I know it’s hard to believe but we’re over halfway through April and I know many summer programs start in early June and some maybe as early as late May!
I suspect most of us are deep in the throes of summer prep and planning, unless you’re one of those who is a miracle worker and has already done. At my library, we’re finishing up our summer flyers (each age group gets one flyer for the whole summer on programs), working on our suggested summer lists by grade and working with the schools on a Dewey Decimal based STEAM list for our program which starts late June. And those are just the big projects! I’m still running my regular slew of programs, it was April Break here last week, the usual library world goes on but, in every way by the actual weather, summer feels just on the edge of the horizon.
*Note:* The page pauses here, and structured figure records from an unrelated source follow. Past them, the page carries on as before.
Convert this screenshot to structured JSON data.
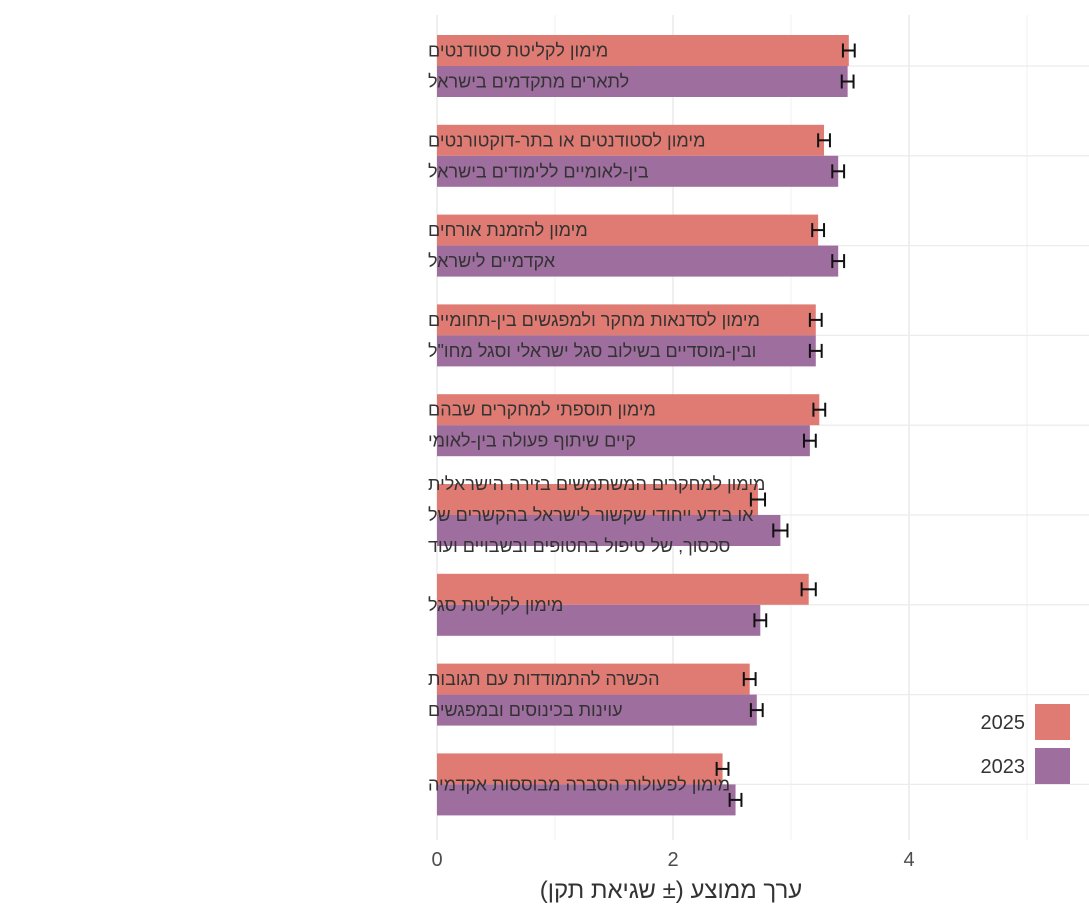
{
  "chart_data": {
    "type": "bar",
    "orientation": "horizontal",
    "xlabel": "ערך ממוצע (± שגיאת תקן)",
    "xlim": [
      0,
      5.5
    ],
    "xticks": [
      0,
      2,
      4
    ],
    "grid": true,
    "legend_position": "bottom-right",
    "categories": [
      [
        "מימון לקליטת סטודנטים",
        "לתארים מתקדמים בישראל"
      ],
      [
        "מימון לסטודנטים או בתר-דוקטורנטים",
        "בין-לאומיים ללימודים בישראל"
      ],
      [
        "מימון להזמנת אורחים",
        "אקדמיים לישראל"
      ],
      [
        "מימון לסדנאות מחקר ולמפגשים בין-תחומיים",
        "ובין-מוסדיים בשילוב סגל ישראלי וסגל מחו\"ל"
      ],
      [
        "מימון תוספתי למחקרים שבהם",
        "קיים שיתוף פעולה בין-לאומי"
      ],
      [
        "מימון למחקרים המשתמשים בזירה הישראלית",
        "או בידע ייחודי שקשור לישראל בהקשרים של",
        "סכסוך, של טיפול בחטופים ובשבויים ועוד"
      ],
      [
        "מימון לקליטת סגל"
      ],
      [
        "הכשרה להתמודדות עם תגובות",
        "עוינות בכינוסים ובמפגשים"
      ],
      [
        "מימון לפעולות הסברה מבוססות אקדמיה"
      ]
    ],
    "series": [
      {
        "name": "2025",
        "color": "#E07B73",
        "values": [
          3.49,
          3.28,
          3.23,
          3.21,
          3.24,
          2.72,
          3.15,
          2.65,
          2.42
        ],
        "errors": [
          0.05,
          0.05,
          0.05,
          0.05,
          0.05,
          0.06,
          0.06,
          0.05,
          0.05
        ]
      },
      {
        "name": "2023",
        "color": "#9E6E9E",
        "values": [
          3.48,
          3.4,
          3.4,
          3.21,
          3.16,
          2.91,
          2.74,
          2.71,
          2.53
        ],
        "errors": [
          0.05,
          0.05,
          0.05,
          0.05,
          0.05,
          0.06,
          0.05,
          0.05,
          0.05
        ]
      }
    ]
  }
}
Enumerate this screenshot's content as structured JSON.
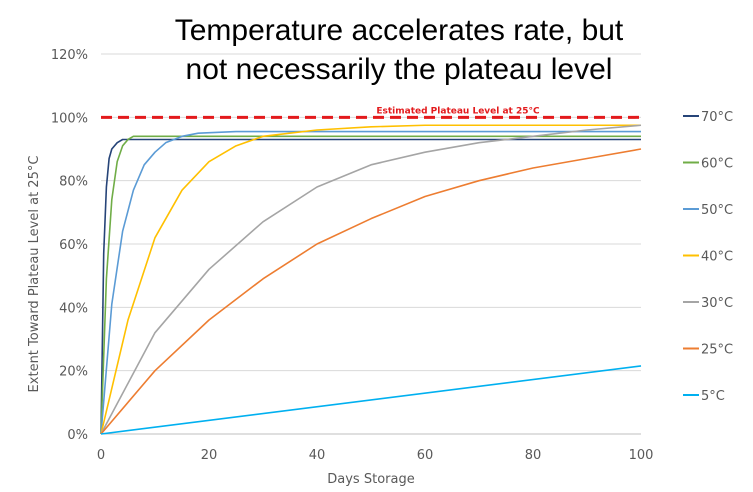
{
  "chart_data": {
    "type": "line",
    "title_lines": [
      "Temperature accelerates rate, but",
      "not necessarily the plateau level"
    ],
    "xlabel": "Days Storage",
    "ylabel": "Extent Toward Plateau Level at 25°C",
    "xlim": [
      0,
      100
    ],
    "ylim": [
      0,
      1.2
    ],
    "x_ticks": [
      0,
      20,
      40,
      60,
      80,
      100
    ],
    "x_tick_labels": [
      "0",
      "20",
      "40",
      "60",
      "80",
      "100"
    ],
    "y_ticks": [
      0,
      0.2,
      0.4,
      0.6,
      0.8,
      1.0,
      1.2
    ],
    "y_tick_labels": [
      "0%",
      "20%",
      "40%",
      "60%",
      "80%",
      "100%",
      "120%"
    ],
    "grid": "horizontal",
    "legend_position": "right",
    "annotation": {
      "label": "Estimated Plateau Level at 25°C",
      "y": 1.0,
      "color": "#e31a1c",
      "style": "dashed"
    },
    "series": [
      {
        "name": "70°C",
        "color": "#264478",
        "x": [
          0,
          0.5,
          1,
          1.5,
          2,
          3,
          4,
          5,
          10,
          20,
          40,
          60,
          80,
          100
        ],
        "y": [
          0,
          0.57,
          0.78,
          0.87,
          0.9,
          0.92,
          0.93,
          0.93,
          0.93,
          0.93,
          0.93,
          0.93,
          0.93,
          0.93
        ]
      },
      {
        "name": "60°C",
        "color": "#70ad47",
        "x": [
          0,
          1,
          2,
          3,
          4,
          5,
          6,
          8,
          10,
          15,
          20,
          40,
          60,
          80,
          100
        ],
        "y": [
          0,
          0.49,
          0.74,
          0.86,
          0.91,
          0.93,
          0.94,
          0.94,
          0.94,
          0.94,
          0.94,
          0.94,
          0.94,
          0.94,
          0.94
        ]
      },
      {
        "name": "50°C",
        "color": "#5b9bd5",
        "x": [
          0,
          2,
          4,
          6,
          8,
          10,
          12,
          15,
          18,
          25,
          40,
          60,
          80,
          100
        ],
        "y": [
          0,
          0.41,
          0.64,
          0.77,
          0.85,
          0.89,
          0.92,
          0.94,
          0.95,
          0.955,
          0.955,
          0.955,
          0.955,
          0.955
        ]
      },
      {
        "name": "40°C",
        "color": "#ffc000",
        "x": [
          0,
          5,
          10,
          15,
          20,
          25,
          30,
          40,
          50,
          60,
          80,
          100
        ],
        "y": [
          0,
          0.36,
          0.62,
          0.77,
          0.86,
          0.91,
          0.94,
          0.96,
          0.97,
          0.975,
          0.975,
          0.975
        ]
      },
      {
        "name": "30°C",
        "color": "#a5a5a5",
        "x": [
          0,
          10,
          20,
          30,
          40,
          50,
          60,
          70,
          80,
          90,
          100
        ],
        "y": [
          0,
          0.32,
          0.52,
          0.67,
          0.78,
          0.85,
          0.89,
          0.92,
          0.94,
          0.96,
          0.975
        ]
      },
      {
        "name": "25°C",
        "color": "#ed7d31",
        "x": [
          0,
          10,
          20,
          30,
          40,
          50,
          60,
          70,
          80,
          90,
          100
        ],
        "y": [
          0,
          0.2,
          0.36,
          0.49,
          0.6,
          0.68,
          0.75,
          0.8,
          0.84,
          0.87,
          0.9
        ]
      },
      {
        "name": "5°C",
        "color": "#00b0f0",
        "x": [
          0,
          100
        ],
        "y": [
          0,
          0.215
        ]
      }
    ]
  }
}
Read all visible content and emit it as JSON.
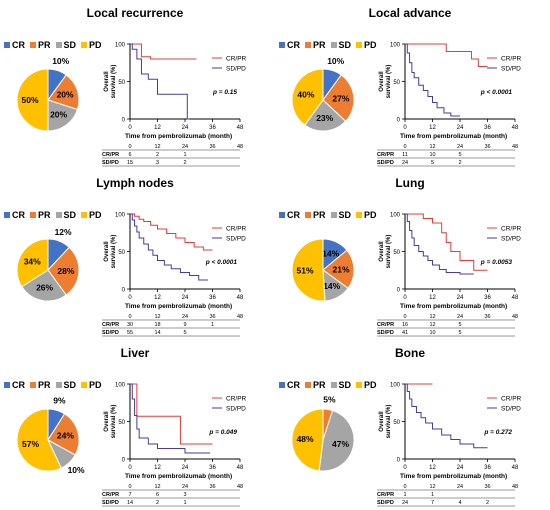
{
  "legend": [
    {
      "label": "CR",
      "color": "#4472C4"
    },
    {
      "label": "PR",
      "color": "#ED7D31"
    },
    {
      "label": "SD",
      "color": "#A5A5A5"
    },
    {
      "label": "PD",
      "color": "#FFC000"
    }
  ],
  "chart_data": [
    {
      "title": "Local recurrence",
      "pie": {
        "type": "pie",
        "categories": [
          "CR",
          "PR",
          "SD",
          "PD"
        ],
        "values": [
          10,
          20,
          20,
          50
        ],
        "labels": [
          "10%",
          "20%",
          "20%",
          "50%"
        ]
      },
      "km": {
        "type": "line",
        "ylabel": "Overall survival (%)",
        "xlabel": "Time from pembrolizumab (month)",
        "xticks": [
          0,
          12,
          24,
          36,
          48
        ],
        "yticks": [
          0,
          50,
          100
        ],
        "xlim": [
          0,
          48
        ],
        "ylim": [
          0,
          100
        ],
        "p_value": "p = 0.15",
        "series": [
          {
            "name": "CR/PR",
            "color": "#E03C3C",
            "x": [
              0,
              5,
              5,
              9,
              9,
              12,
              19,
              24,
              29
            ],
            "y": [
              100,
              100,
              83,
              83,
              80,
              80,
              80,
              80,
              80
            ]
          },
          {
            "name": "SD/PD",
            "color": "#4B3A99",
            "x": [
              0,
              1,
              1,
              3,
              3,
              5,
              5,
              8,
              8,
              12,
              12,
              17,
              22,
              24,
              25,
              25,
              26
            ],
            "y": [
              100,
              100,
              93,
              93,
              80,
              80,
              60,
              60,
              53,
              53,
              33,
              33,
              33,
              33,
              33,
              0,
              0
            ]
          }
        ],
        "risk_table": {
          "times": [
            0,
            12,
            24,
            36,
            48
          ],
          "rows": [
            {
              "label": "CR/PR",
              "values": [
                "6",
                "2",
                "1"
              ]
            },
            {
              "label": "SD/PD",
              "values": [
                "15",
                "3",
                "2"
              ]
            }
          ]
        }
      }
    },
    {
      "title": "Local advance",
      "pie": {
        "type": "pie",
        "categories": [
          "CR",
          "PR",
          "SD",
          "PD"
        ],
        "values": [
          10,
          27,
          23,
          40
        ],
        "labels": [
          "10%",
          "27%",
          "23%",
          "40%"
        ]
      },
      "km": {
        "type": "line",
        "ylabel": "Overall survival (%)",
        "xlabel": "Time from pembrolizumab (month)",
        "xticks": [
          0,
          12,
          24,
          36,
          48
        ],
        "yticks": [
          0,
          50,
          100
        ],
        "xlim": [
          0,
          48
        ],
        "ylim": [
          0,
          100
        ],
        "p_value": "p < 0.0001",
        "series": [
          {
            "name": "CR/PR",
            "color": "#E03C3C",
            "x": [
              0,
              18,
              18,
              29,
              29,
              32,
              32,
              36
            ],
            "y": [
              100,
              100,
              90,
              90,
              80,
              80,
              70,
              70
            ]
          },
          {
            "name": "SD/PD",
            "color": "#4B3A99",
            "x": [
              0,
              1,
              1,
              2,
              2,
              3,
              3,
              4,
              4,
              6,
              6,
              8,
              8,
              10,
              10,
              12,
              12,
              14,
              14,
              17,
              17,
              20,
              20,
              24
            ],
            "y": [
              100,
              100,
              88,
              88,
              75,
              75,
              62,
              62,
              55,
              55,
              45,
              45,
              38,
              38,
              30,
              30,
              22,
              22,
              15,
              15,
              8,
              8,
              4,
              4
            ]
          }
        ],
        "risk_table": {
          "times": [
            0,
            12,
            24,
            36,
            48
          ],
          "rows": [
            {
              "label": "CR/PR",
              "values": [
                "11",
                "10",
                "5"
              ]
            },
            {
              "label": "SD/PD",
              "values": [
                "24",
                "5",
                "2"
              ]
            }
          ]
        }
      }
    },
    {
      "title": "Lymph nodes",
      "pie": {
        "type": "pie",
        "categories": [
          "CR",
          "PR",
          "SD",
          "PD"
        ],
        "values": [
          12,
          28,
          26,
          34
        ],
        "labels": [
          "12%",
          "28%",
          "26%",
          "34%"
        ]
      },
      "km": {
        "type": "line",
        "ylabel": "Overall survival (%)",
        "xlabel": "Time from pembrolizumab (month)",
        "xticks": [
          0,
          12,
          24,
          36,
          48
        ],
        "yticks": [
          0,
          50,
          100
        ],
        "xlim": [
          0,
          48
        ],
        "ylim": [
          0,
          100
        ],
        "p_value": "p < 0.0001",
        "series": [
          {
            "name": "CR/PR",
            "color": "#E03C3C",
            "x": [
              0,
              2,
              2,
              4,
              4,
              6,
              6,
              9,
              9,
              12,
              12,
              16,
              16,
              20,
              20,
              24,
              24,
              28,
              28,
              32,
              32,
              36
            ],
            "y": [
              100,
              100,
              97,
              97,
              93,
              93,
              90,
              90,
              85,
              85,
              80,
              80,
              74,
              74,
              68,
              68,
              62,
              62,
              56,
              56,
              52,
              52
            ]
          },
          {
            "name": "SD/PD",
            "color": "#4B3A99",
            "x": [
              0,
              1,
              1,
              2,
              2,
              3,
              3,
              4,
              4,
              6,
              6,
              8,
              8,
              10,
              10,
              12,
              12,
              15,
              15,
              18,
              18,
              22,
              22,
              26,
              26,
              30,
              30,
              34
            ],
            "y": [
              100,
              100,
              92,
              92,
              84,
              84,
              76,
              76,
              68,
              68,
              60,
              60,
              52,
              52,
              45,
              45,
              38,
              38,
              32,
              32,
              27,
              27,
              22,
              22,
              18,
              18,
              12,
              12
            ]
          }
        ],
        "risk_table": {
          "times": [
            0,
            12,
            24,
            36,
            48
          ],
          "rows": [
            {
              "label": "CR/PR",
              "values": [
                "30",
                "18",
                "9",
                "1"
              ]
            },
            {
              "label": "SD/PD",
              "values": [
                "55",
                "14",
                "5"
              ]
            }
          ]
        }
      }
    },
    {
      "title": "Lung",
      "pie": {
        "type": "pie",
        "categories": [
          "CR",
          "PR",
          "SD",
          "PD"
        ],
        "values": [
          14,
          21,
          14,
          51
        ],
        "labels": [
          "14%",
          "21%",
          "14%",
          "51%"
        ]
      },
      "km": {
        "type": "line",
        "ylabel": "Overall survival (%)",
        "xlabel": "Time from pembrolizumab (month)",
        "xticks": [
          0,
          12,
          24,
          36,
          48
        ],
        "yticks": [
          0,
          50,
          100
        ],
        "xlim": [
          0,
          48
        ],
        "ylim": [
          0,
          100
        ],
        "p_value": "p = 0.0053",
        "series": [
          {
            "name": "CR/PR",
            "color": "#E03C3C",
            "x": [
              0,
              8,
              8,
              12,
              12,
              16,
              16,
              18,
              18,
              20,
              20,
              24,
              24,
              30,
              30,
              36
            ],
            "y": [
              100,
              100,
              94,
              94,
              88,
              88,
              75,
              75,
              62,
              62,
              50,
              50,
              38,
              38,
              25,
              25
            ]
          },
          {
            "name": "SD/PD",
            "color": "#4B3A99",
            "x": [
              0,
              1,
              1,
              2,
              2,
              3,
              3,
              4,
              4,
              6,
              6,
              8,
              8,
              10,
              10,
              12,
              12,
              15,
              15,
              18,
              18,
              24,
              24,
              30
            ],
            "y": [
              100,
              100,
              90,
              90,
              78,
              78,
              68,
              68,
              58,
              58,
              50,
              50,
              44,
              44,
              38,
              38,
              32,
              32,
              26,
              26,
              22,
              22,
              20,
              20
            ]
          }
        ],
        "risk_table": {
          "times": [
            0,
            12,
            24,
            36,
            48
          ],
          "rows": [
            {
              "label": "CR/PR",
              "values": [
                "16",
                "12",
                "5"
              ]
            },
            {
              "label": "SD/PD",
              "values": [
                "41",
                "10",
                "5"
              ]
            }
          ]
        }
      }
    },
    {
      "title": "Liver",
      "pie": {
        "type": "pie",
        "categories": [
          "CR",
          "PR",
          "SD",
          "PD"
        ],
        "values": [
          9,
          24,
          10,
          57
        ],
        "labels": [
          "9%",
          "24%",
          "10%",
          "57%"
        ]
      },
      "km": {
        "type": "line",
        "ylabel": "Overall survival (%)",
        "xlabel": "Time from pembrolizumab (month)",
        "xticks": [
          0,
          12,
          24,
          36,
          48
        ],
        "yticks": [
          0,
          50,
          100
        ],
        "xlim": [
          0,
          48
        ],
        "ylim": [
          0,
          100
        ],
        "p_value": "p = 0.049",
        "series": [
          {
            "name": "CR/PR",
            "color": "#E03C3C",
            "x": [
              0,
              3,
              3,
              22,
              22,
              36
            ],
            "y": [
              100,
              100,
              57,
              57,
              20,
              20
            ]
          },
          {
            "name": "SD/PD",
            "color": "#4B3A99",
            "x": [
              0,
              1,
              1,
              2,
              2,
              3,
              3,
              4,
              4,
              8,
              8,
              12,
              12,
              24,
              24,
              35
            ],
            "y": [
              100,
              100,
              80,
              80,
              58,
              58,
              40,
              40,
              28,
              28,
              20,
              20,
              14,
              14,
              8,
              8
            ]
          }
        ],
        "risk_table": {
          "times": [
            0,
            12,
            24,
            36,
            48
          ],
          "rows": [
            {
              "label": "CR/PR",
              "values": [
                "7",
                "6",
                "3"
              ]
            },
            {
              "label": "SD/PD",
              "values": [
                "14",
                "2",
                "1"
              ]
            }
          ]
        }
      }
    },
    {
      "title": "Bone",
      "pie": {
        "type": "pie",
        "categories": [
          "CR",
          "PR",
          "SD",
          "PD"
        ],
        "values": [
          0,
          5,
          47,
          48
        ],
        "labels": [
          "5%",
          "47%",
          "48%"
        ]
      },
      "km": {
        "type": "line",
        "ylabel": "Overall survival (%)",
        "xlabel": "Time from pembrolizumab (month)",
        "xticks": [
          0,
          12,
          24,
          36,
          48
        ],
        "yticks": [
          0,
          50,
          100
        ],
        "xlim": [
          0,
          48
        ],
        "ylim": [
          0,
          100
        ],
        "p_value": "p = 0.272",
        "series": [
          {
            "name": "CR/PR",
            "color": "#E03C3C",
            "x": [
              0,
              12
            ],
            "y": [
              100,
              100
            ]
          },
          {
            "name": "SD/PD",
            "color": "#4B3A99",
            "x": [
              0,
              1,
              1,
              2,
              2,
              3,
              3,
              5,
              5,
              7,
              7,
              9,
              9,
              12,
              12,
              16,
              16,
              20,
              20,
              24,
              24,
              30,
              30,
              36
            ],
            "y": [
              100,
              100,
              90,
              90,
              80,
              80,
              70,
              70,
              62,
              62,
              55,
              55,
              48,
              48,
              40,
              40,
              32,
              32,
              26,
              26,
              20,
              20,
              15,
              15
            ]
          }
        ],
        "risk_table": {
          "times": [
            0,
            12,
            24,
            36,
            48
          ],
          "rows": [
            {
              "label": "CR/PR",
              "values": [
                "1",
                "1"
              ]
            },
            {
              "label": "SD/PD",
              "values": [
                "24",
                "7",
                "4",
                "2"
              ]
            }
          ]
        }
      }
    }
  ]
}
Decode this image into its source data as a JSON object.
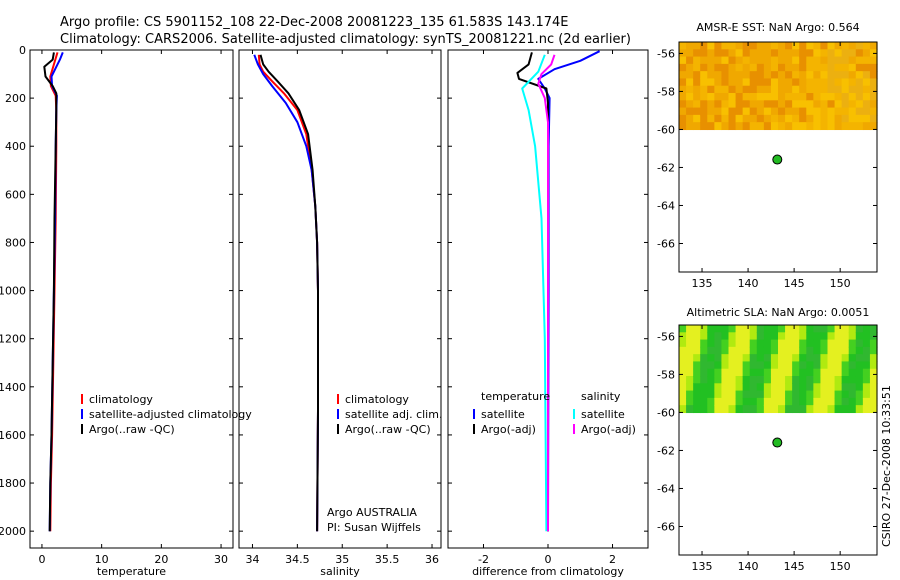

I want to talk today about reading lists. Our suggested list is read voraciously by our summer regulars and it’s most of what a lot of them read during the course of the summer. Which means it has Influence.
For my three big projects listed above, the flyer was a snap (fourth year doing it, I have it down to a science), the STEAM list was pretty easy too because we started it back in January and so this week I’ve moved on to my suggested summer lists. For various long winded reasons, I am not in charge of the high school one, although I have input, but it’s also a good, huge and fairly diverse list. There is then a 5th/6th list and a 7th/8th list for our middle schoolers. I inherited these lists and have slowly been culling and adding new things.
As I looked over both lists this year, especially after the school asked me to remove Hush by Jacqueline Woodson from the 7/8 list for curriculum reasons (which YAY, reading diverse in school but boo, I have to remove a great book), I came to a terrible realization. Even though I’ve added some diversity to the lists, they are very, very white. And generally very, very male (although I’ve already shifted the 7/8 to be more female oriented already but not through a concentrated effort).
So my goal this year is to add only diverse books onto the list. If this is what my middle schoolers are going to be primarily reading this summer, I want it to more accurately reflect the world, even if the local population is generally pretty white. I’ve got a captive audience, to a degree, and not just having the diverse books in the collection is enough. I want them front and center, especially during our busiest season.
So I’m deleting much larger swaths of the current list than I have previously (extra copies were bought especially for these lists and so I’ve felt bad in the past deleting them but no longer) and installing at least a one to one ratio – for every book deleted, there will be a diverse one in its place. I’d like a two to one ratio but I’ll admit I have limited space.
This is just one small way that I can make sure diverse books of all shapes and sizes – I’m not limiting ‘diverse’ to mean different races, but also any character(s) who is different in some way from that default norm – get into the hands of my pretty default norm population.
What sort of changes have you or could you make to have an impact?